Ein paar Tage später wurde ich während eines Coachings mit einer ähnlichen Situation konfrontiert. Meine Klientin bemerkte, dass sie im Vorstand die Einzige sei, die offensichtlich realisieren würde, dass sich die Organisation in einer Sackgasse befände.

„Woran machen Sie das fest“, fragte ich sie. „Alles ist blockiert, nichts geht weiter, wir beschäftigen uns hauptsächlich mit uns selbst und alle Versuche, meine Kollegen auf die festgefahrene Situation aufmerksam zu machen, laufen ins Leere“, entgegnete sie mir. „Ich weiß nicht mehr, was ich machen soll.“

Viele Menschen kennen das Gefühl, sich in einer Sackgasse zu befinden. Doch wie geraten sie hinein? Was ist das Phänomen der Sackgasse?

Am Anfang der Straße glaubt man, in die richtige Richtung zu fahren um erst kurz vor Ende der Straße zu bemerken, dass man in einer Sackgasse gelandet ist und es nur noch einen Ausweg gibt – nämlich umzukehren. Als Autofahrer versucht man zu wenden, was zahlreiche Manöver erfordert, speziell dann, wenn noch mehrere Fahrer das Schild am Anfang der Sackgasse ‚übersehen’ haben und die Straße verstopfen.

Wie funktioniert das in Organisationen? Wie gut sind die Führungskräfte, sich der Realität der Sackgasse zu stellen?

In meiner Wahrnehmung wird in den meisten Fällen nach dem Schuldigen gesucht und der Fahrer (CEO) entlassen, aber das Auto steht dann ja immer noch in der Sackgasse. In Folge werden Projektteams gebildet, die neue Strategien entwickeln, um die festgefahrene Situation wieder in Schwung zu bringen. Die Wendemanöver nehmen einige Zeit in Anspruch und manchmal ist die Organisation nach einigem hin und her wieder dort, wo sie vorher war.

Warum ‚basteln’ so viele an Pseudo-Strategien, anstatt einfach umzukehren? Warum legen die Unternehmen und ihre Führungskräfte keinen Rückwärtsgang ein? Angst vor Macht- und Gesichtsverlust? Eigentlich ist das gar nicht relevant, denn ich bin zutiefst überzeugt, dass sich die meisten Organisations-Desaster vermeiden liessen, wenn die Fahrer auf das Schild am Anfang der Straße achten und anhalten würden, anstatt mit Vollgas in die Sackgasse zu fahren.

Was sind die ‚Warnzeichen’ einer Sackgasse in Organisationen?

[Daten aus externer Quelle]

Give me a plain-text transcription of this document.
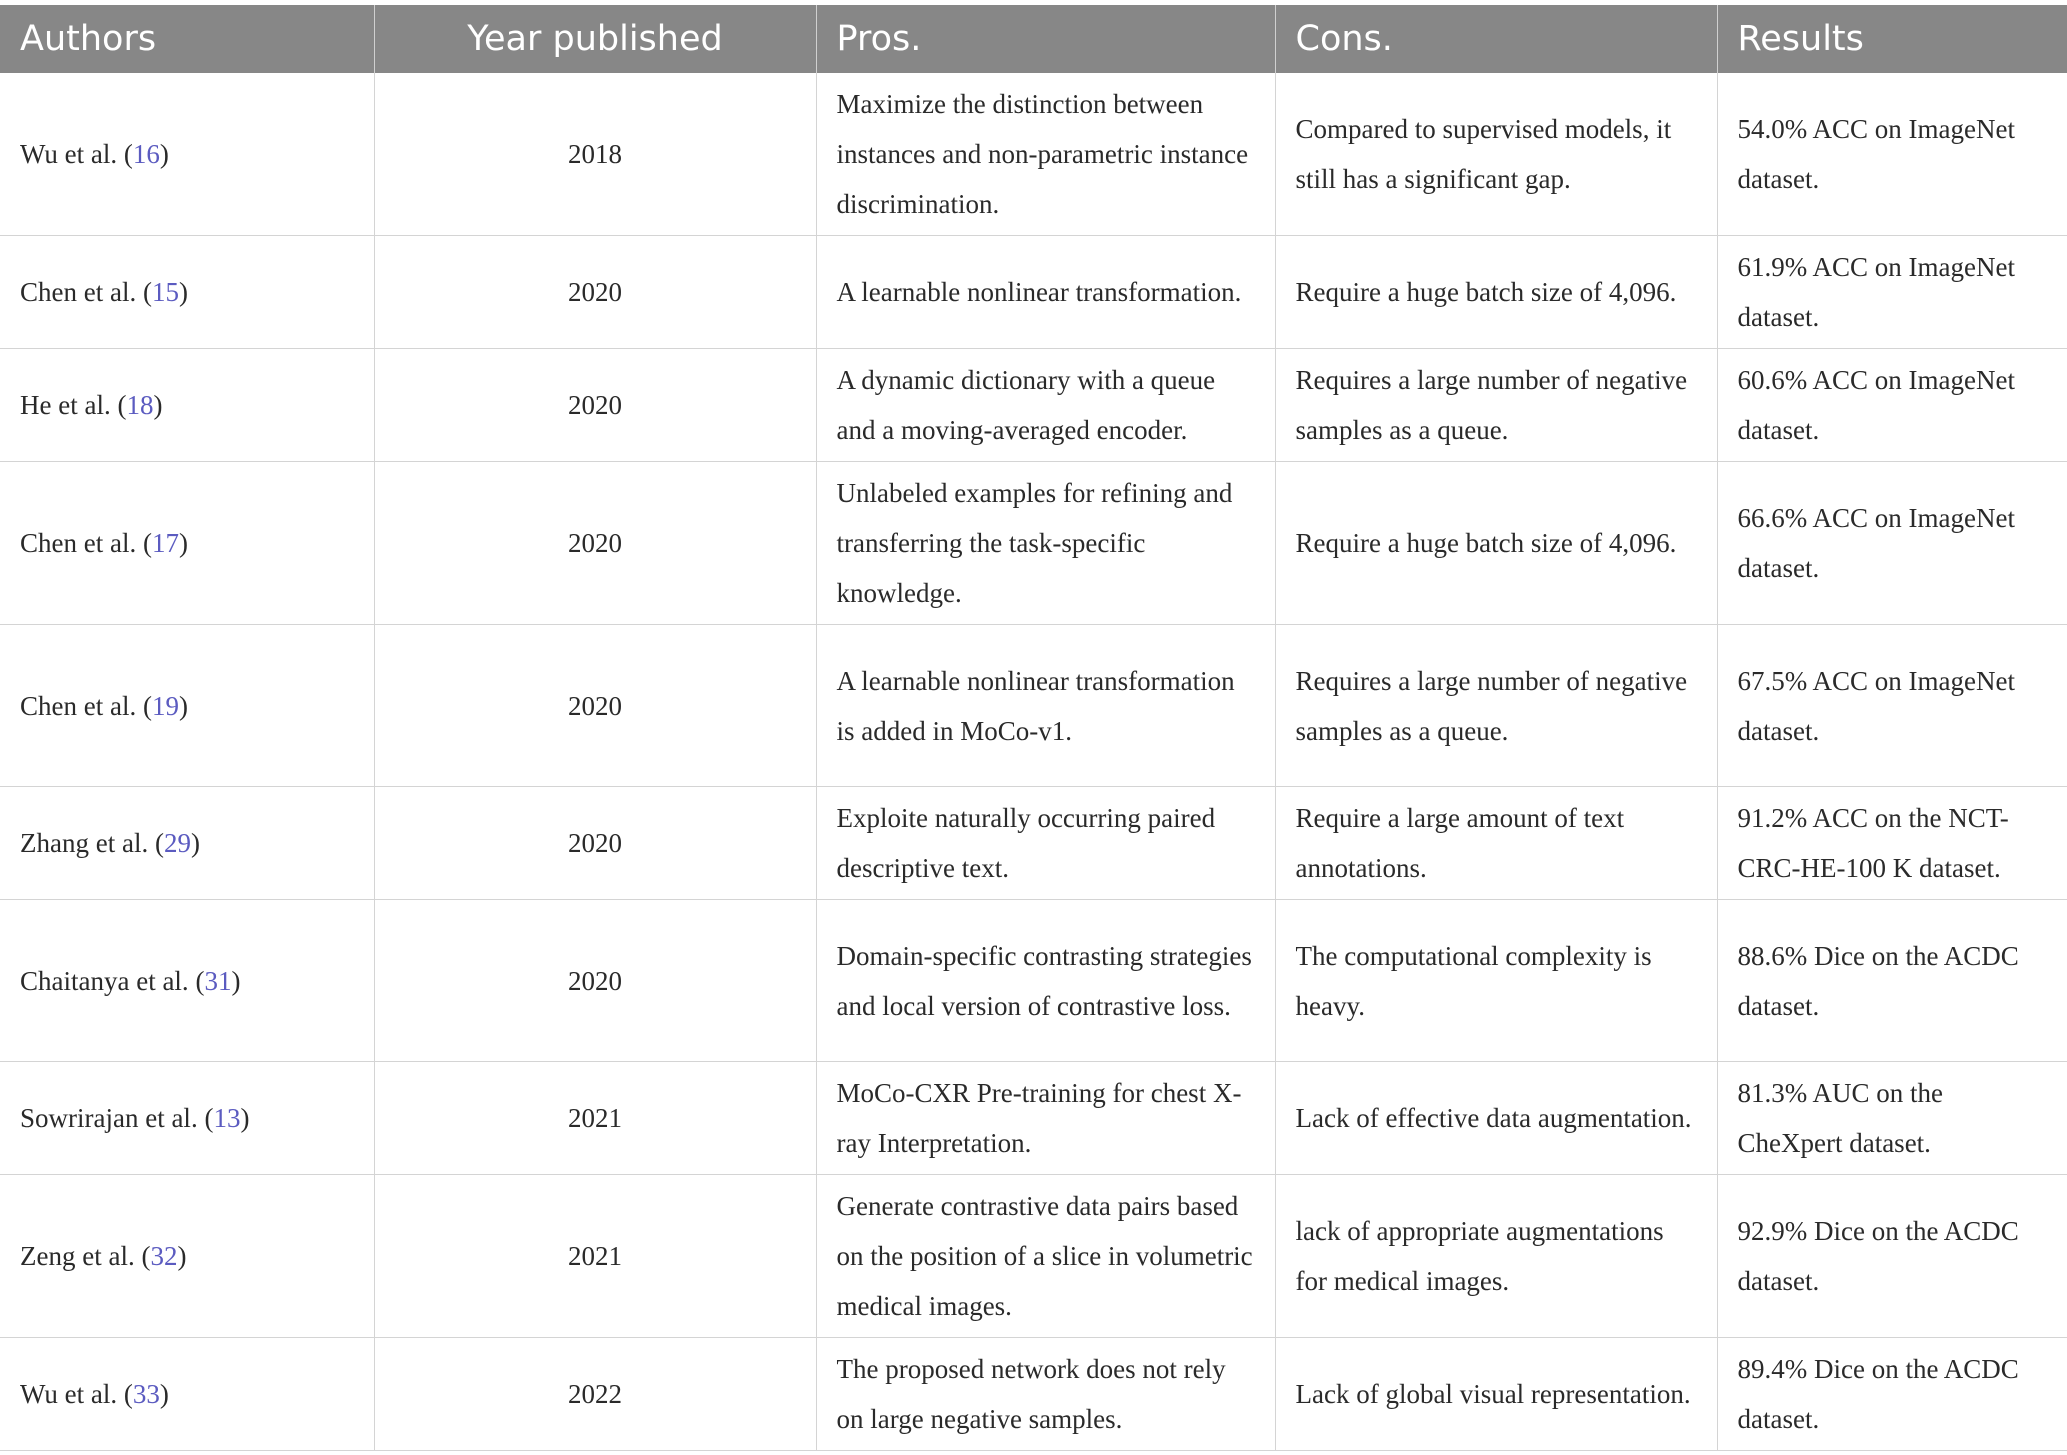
Authors	Year published	Pros.	Cons.	Results
Wu et al. (16)	2018	Maximize the distinction between instances and non-parametric instance discrimination.	Compared to supervised models, it still has a significant gap.	54.0% ACC on ImageNet dataset.
Chen et al. (15)	2020	A learnable nonlinear transformation.	Require a huge batch size of 4,096.	61.9% ACC on ImageNet dataset.
He et al. (18)	2020	A dynamic dictionary with a queue and a moving-averaged encoder.	Requires a large number of negative samples as a queue.	60.6% ACC on ImageNet dataset.
Chen et al. (17)	2020	Unlabeled examples for refining and transferring the task-specific knowledge.	Require a huge batch size of 4,096.	66.6% ACC on ImageNet dataset.
Chen et al. (19)	2020	A learnable nonlinear transformation is added in MoCo-v1.	Requires a large number of negative samples as a queue.	67.5% ACC on ImageNet dataset.
Zhang et al. (29)	2020	Exploite naturally occurring paired descriptive text.	Require a large amount of text annotations.	91.2% ACC on the NCT-CRC-HE-100 K dataset.
Chaitanya et al. (31)	2020	Domain-specific contrasting strategies and local version of contrastive loss.	The computational complexity is heavy.	88.6% Dice on the ACDC dataset.
Sowrirajan et al. (13)	2021	MoCo-CXR Pre-training for chest X-ray Interpretation.	Lack of effective data augmentation.	81.3% AUC on the CheXpert dataset.
Zeng et al. (32)	2021	Generate contrastive data pairs based on the position of a slice in volumetric medical images.	lack of appropriate augmentations for medical images.	92.9% Dice on the ACDC dataset.
Wu et al. (33)	2022	The proposed network does not rely on large negative samples.	Lack of global visual representation.	89.4% Dice on the ACDC dataset.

Wachstumsexplosion kombiniert mit Zentralisierungsdrang

Ein überraschend starkes (nicht geplantes) Wachstum, mit der Folge, dass Abteilungen wie die Pilze aus dem Boden schießen, Mitarbeiter Verantwortungen übertragen bekommen, die ihre Kompetenzen bei weitem übersteigen, dass sich Machtzentren (‚Fürstentümer’) bilden – kurz – die Organisation unübersichtlich wird. Spätestens wenn sich die ganze Organisation hauptsächlich mit sich selbst beschäftigt, anstatt mit dem Kunden und dem Markt, sollten die Alarmglocken läuten. Mehrdimensionale Matrixorganisationen mit unklaren Zuständigkeiten und Verantwortlichkeiten sind klare Anzeichen, dass sich die Unternehmung bereits mitten in einer Sackgasse befindet.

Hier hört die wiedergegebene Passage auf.